The four signals: metrics, logs, traces, eval telemetry
- Metrics: fast aggregates for latency, throughput, errors, cost.
- Logs: structured events for audit trails and incident response.
- Traces: distributed view across tools, retrieval, model, and external calls.
- Eval telemetry: quality signals (groundedness proxies, user feedback, regressions).
What to measure (minimum viable set)
| Domain | Metrics | Why it matters |
|---|---|---|
| Latency | TTFT, TBT, p95 end-to-end | UX and SLO compliance. |
| Reliability | error rate, timeouts, retries | Silent failures look like “bad answers”. |
| Retrieval | recall@k, empty hits, filter rejects | RAG quality is retrieval quality. |
| Quality | hallucination rate (sampled), user rating | Detect regressions before stakeholders do. |
| Cost | €/call, tokens/call, cache hit rate | Unit economics and predictability. |
| Safety | policy blocks, PII detects, injection flags | Risk management and compliance evidence. |
Tracing with OpenTelemetry (LLM-specific)
In enterprise workflows, a single “chat request” triggers multiple spans: retrieval, reranking, tool calls, model inference, and post-processing.
- Propagate trace IDs across all internal services and tool calls.
- Add LLM attributes: model version, prompt template ID, retrieval IDs, and safety policy results.
- Sample smartly: keep full traces for errors and a small rate for successes.
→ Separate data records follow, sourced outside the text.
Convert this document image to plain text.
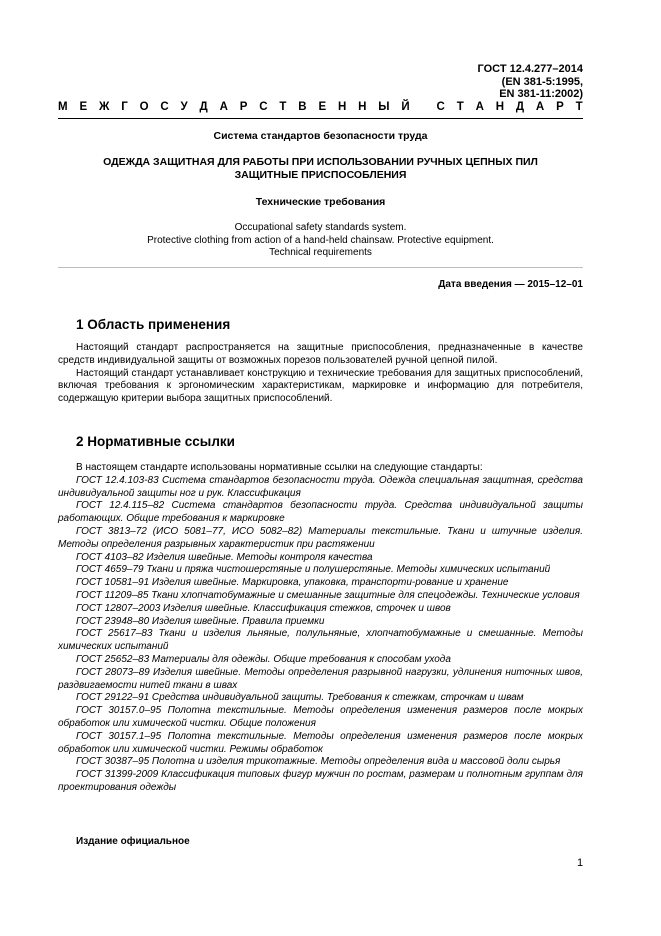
ГОСТ 12.4.277–2014
(EN 381-5:1995,
EN 381-11:2002)
М Е Ж Г О С У Д А Р С Т В Е Н Н Ы Й
С Т А Н Д А Р Т
Система стандартов безопасности труда
ОДЕЖДА ЗАЩИТНАЯ ДЛЯ РАБОТЫ ПРИ ИСПОЛЬЗОВАНИИ РУЧНЫХ ЦЕПНЫХ ПИЛ
ЗАЩИТНЫЕ ПРИСПОСОБЛЕНИЯ
Технические требования
Occupational safety standards system.
Protective clothing from action of a hand-held chainsaw. Protective equipment.
Technical requirements
Дата введения — 2015–12–01
1 Область применения

Настоящий стандарт распространяется на защитные приспособления, предназначенные в качестве средств индивидуальной защиты от возможных порезов пользователей ручной цепной пилой.

Настоящий стандарт устанавливает конструкцию и технические требования для защитных приспособлений, включая требования к эргономическим характеристикам, маркировке и информацию для потребителя, содержащую критерии выбора защитных приспособлений.

2 Нормативные ссылки

В настоящем стандарте использованы нормативные ссылки на следующие стандарты:

ГОСТ 12.4.103-83 Система стандартов безопасности труда. Одежда специальная защитная, средства индивидуальной защиты ног и рук. Классификация

ГОСТ 12.4.115–82 Система стандартов безопасности труда. Средства индивидуальной защиты работающих. Общие требования к маркировке

ГОСТ 3813–72 (ИСО 5081–77, ИСО 5082–82) Материалы текстильные. Ткани и штучные изделия. Методы определения разрывных характеристик при растяжении

ГОСТ 4103–82 Изделия швейные. Методы контроля качества

ГОСТ 4659–79 Ткани и пряжа чистошерстяные и полушерстяные. Методы химических испытаний

ГОСТ 10581–91 Изделия швейные. Маркировка, упаковка, транспорти-рование и хранение

ГОСТ 11209–85 Ткани хлопчатобумажные и смешанные защитные для спецодежды. Технические условия

ГОСТ 12807–2003 Изделия швейные. Классификация стежков, строчек и швов

ГОСТ 23948–80 Изделия швейные. Правила приемки

ГОСТ 25617–83 Ткани и изделия льняные, полульняные, хлопчатобумажные и смешанные. Методы химических испытаний

ГОСТ 25652–83 Материалы для одежды. Общие требования к способам ухода

ГОСТ 28073–89 Изделия швейные. Методы определения разрывной нагрузки, удлинения ниточных швов, раздвигаемости нитей ткани в швах

ГОСТ 29122–91 Средства индивидуальной защиты. Требования к стежкам, строчкам и швам

ГОСТ 30157.0–95 Полотна текстильные. Методы определения изменения размеров после мокрых обработок или химической чистки. Общие положения

ГОСТ 30157.1–95 Полотна текстильные. Методы определения изменения размеров после мокрых обработок или химической чистки. Режимы обработок

ГОСТ 30387–95 Полотна и изделия трикотажные. Методы определения вида и массовой доли сырья

ГОСТ 31399-2009 Классификация типовых фигур мужчин по ростам, размерам и полнотным группам для проектирования одежды

Издание официальное
1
Audit logging (privacy-safe)
Audit trails should connect inputs, retrieved sources, and outputs without leaking PII or secrets.
- Log identifiers: doc IDs, chunk IDs, policy versions, model versions.
- Redact payloads: store hashes or sampled, masked text.
- Retention: align to GDPR data minimization and incident response needs.
Alert rules that don’t spam
- Latency: p95 breach for N minutes (and separate TTFT alerts).
- Quality regression: golden set score drops after deploy.
- Cost anomaly: tokens/call spikes or cache hit rate drops.
- Safety: policy blocks spike (possible injection campaign).